El deseo es materia, la intención es una forma de vida

Investigación (Cleve Backster, experto norteamericano en detectores de mentiras): “Cleve Backster era un experto norteamericano en detectores de mentiras. En 1966, usando un detector de mentiras, accidentalmente descubrió que las plantas tienen un alto nivel de actividades emocionales similar al de los seres humanos. Después llevó a cabo una serie de estudios que asombraron al mundo”.

“Un día, Backster conectó un detector de mentiras a las hojas de una Dracaena, comúnmente conocida como “árbol dragón”. Quería ver cuánto le tomaría a las hojas reaccionar cuando regaba con agua las raíces de la planta. En teoría, la planta incrementaría su conductividad y decrecería su resistencia tras absorber el agua, y la curva registrada en una gráfica debería ser ascendente. Pero en realidad, la línea trazada tenía una forma descendente. Cuando un detector de mentiras se conecta a un cuerpo humano, la aguja registra diferentes curvas de acuerdo a los cambios en el humor de la persona. La reacción del árbol dragón fue igual a la ondulación de los cambios de humor de una persona. Parecía estar feliz cuando bebía agua”.

“Backster quería ver si la planta tendría alguna otra reacción. De acuerdo a la experiencia pasada, Backster sabía que una buena manera de provocar una reacción fuerte en una persona es amenazar a esa persona. Entonces Backster sumergió las hojas de la planta en café caliente. Ninguna reacción. Entonces pensó en algo más aterrador: quemar las hojas que estaban conectadas al detector de mentiras.

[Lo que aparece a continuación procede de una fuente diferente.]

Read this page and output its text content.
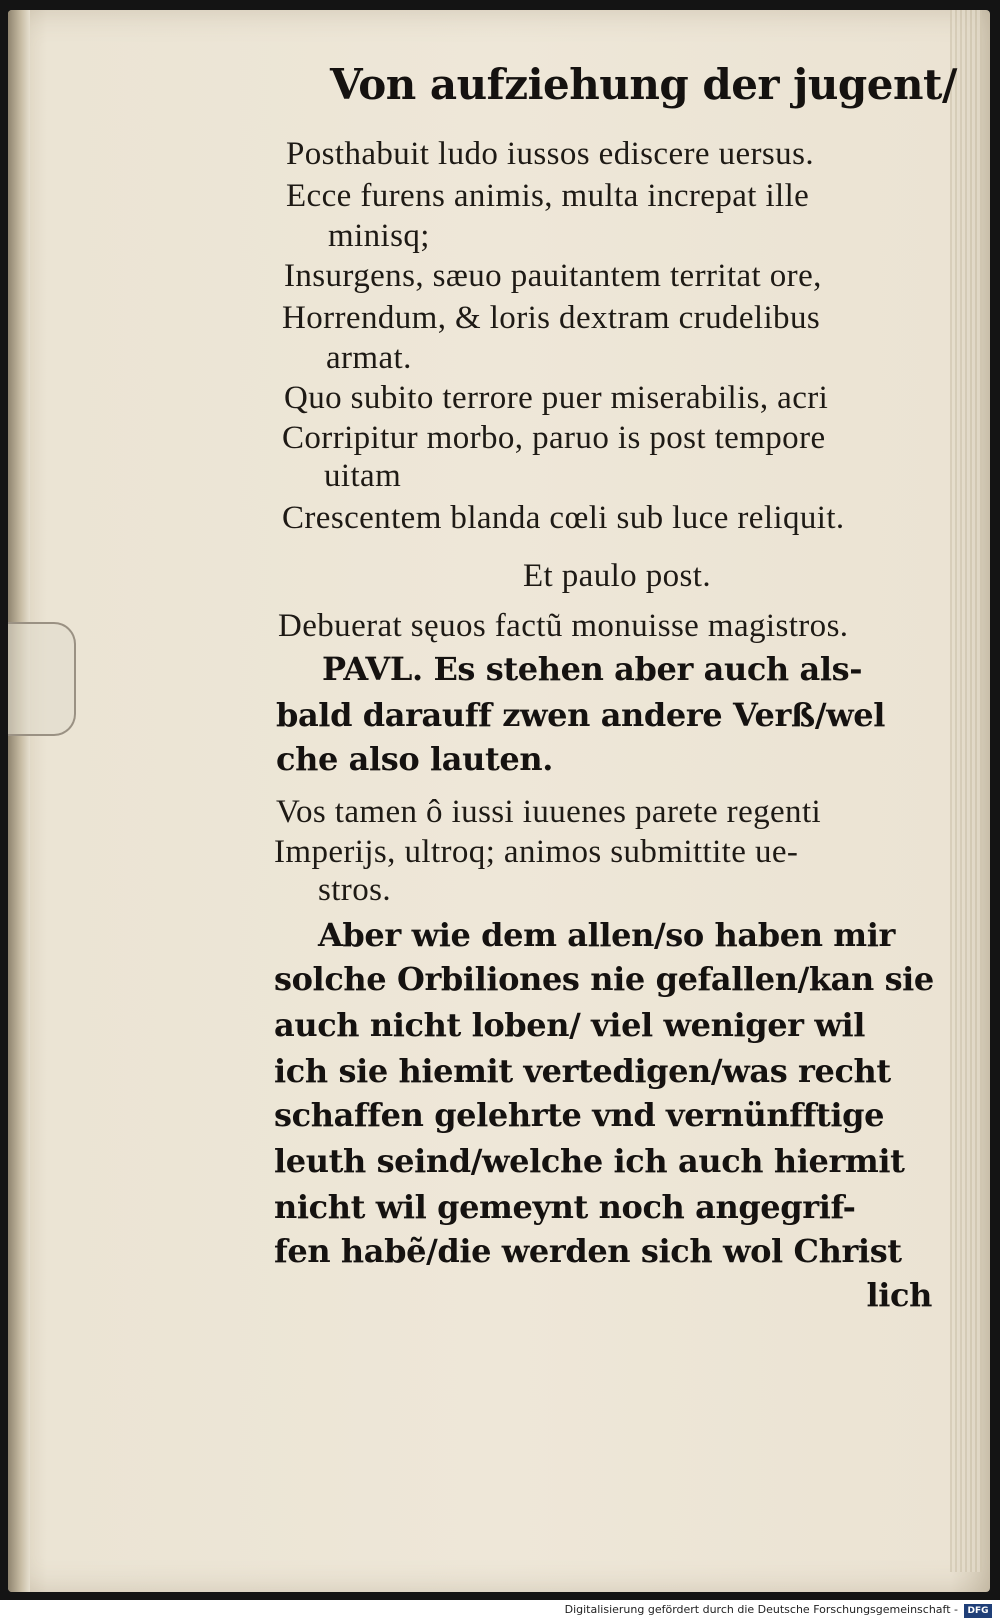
Von aufziehung der jugent/
Posthabuit ludo iussos ediscere uersus.
Ecce furens animis, multa increpat ille
minisq;
Insurgens, sæuo pauitantem territat ore,
Horrendum, & loris dextram crudelibus
armat.
Quo subito terrore puer miserabilis, acri
Corripitur morbo, paruo is post tempore
uitam
Crescentem blanda cœli sub luce reliquit.
Et paulo post.
Debuerat sęuos factũ monuisse magistros.
PAVL. Es stehen aber auch als-
bald darauff zwen andere Verß/wel
che also lauten.
Vos tamen ô iussi iuuenes parete regenti
Imperijs, ultroq; animos submittite ue-
stros.
Aber wie dem allen/so haben mir
solche Orbiliones nie gefallen/kan sie
auch nicht loben/ viel weniger wil
ich sie hiemit vertedigen/was recht
schaffen gelehrte vnd vernünfftige
leuth seind/welche ich auch hiermit
nicht wil gemeynt noch angegrif-
fen habẽ/die werden sich wol Christ
lich
Digitalisierung gefördert durch die Deutsche Forschungsgemeinschaft -	DFG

Con este pensamiento, incluso antes de que regresara con un fósforo, una abrupta curva apareció en el gráfico. Cuando regresó con un fósforo, vio aparecer otro pico en la curva. Probablemente cuando la planta vio que estaba decidido a comenzar a quemarla, se atemorizó otra vez. Si mostraba duda o reservas acerca de quemar la planta, las reacciones registradas por el detector de mentiras no eran tan precisas. Y cuando solo fingía tomar la acción de quemar las hojas, la planta casi no tenía reacciones. La planta era incluso capaz de distinguir las verdaderas intenciones de las falsas. Backster casi salió corriendo a la calle para gritar, “¡Las plantas pueden pensar! ¡Las plantas pueden pensar!” Con este asombroso descubrimiento, su vida cambió para siempre.

“Más tarde, cuando Backster y sus colegas hicieron experimentos en todo el país con diferentes instrumentos y diferentes plantas, observaron resultados similares. Descubrieron que incluso si se retiraban las hojas de una planta y se cortaban en pedazos, las mismas reacciones se registraban cuando esos pedazos se colocaban cerca de los electrodos del detector. Cuando un perro o una persona poco amigable entraban repentinamente, la planta también reaccionaba.

Mi comentario: De acuerdo a la Cabalá, todo: lo inanimado, vegetativo, y animado constan del deseo de recibir placer, lo cual causa que los objetos vivan y se esfuercen por el placer, en la naturaleza inanimada que se esfuercen por mantener su estructura y las leyes de su naturaleza, en la naturaleza vegetativa y animada por sostenerse y reproducirse.

No hay duda de que para la existencia de cualquier objeto incluso piedras y metales, tienen que sentir la actitud del entorno hacia ellos, es decir, las intenciones de otros. Después de todo, la intención, una forma del deseo de disfrutar, el cual es la materia del universo, determina lo que sucede.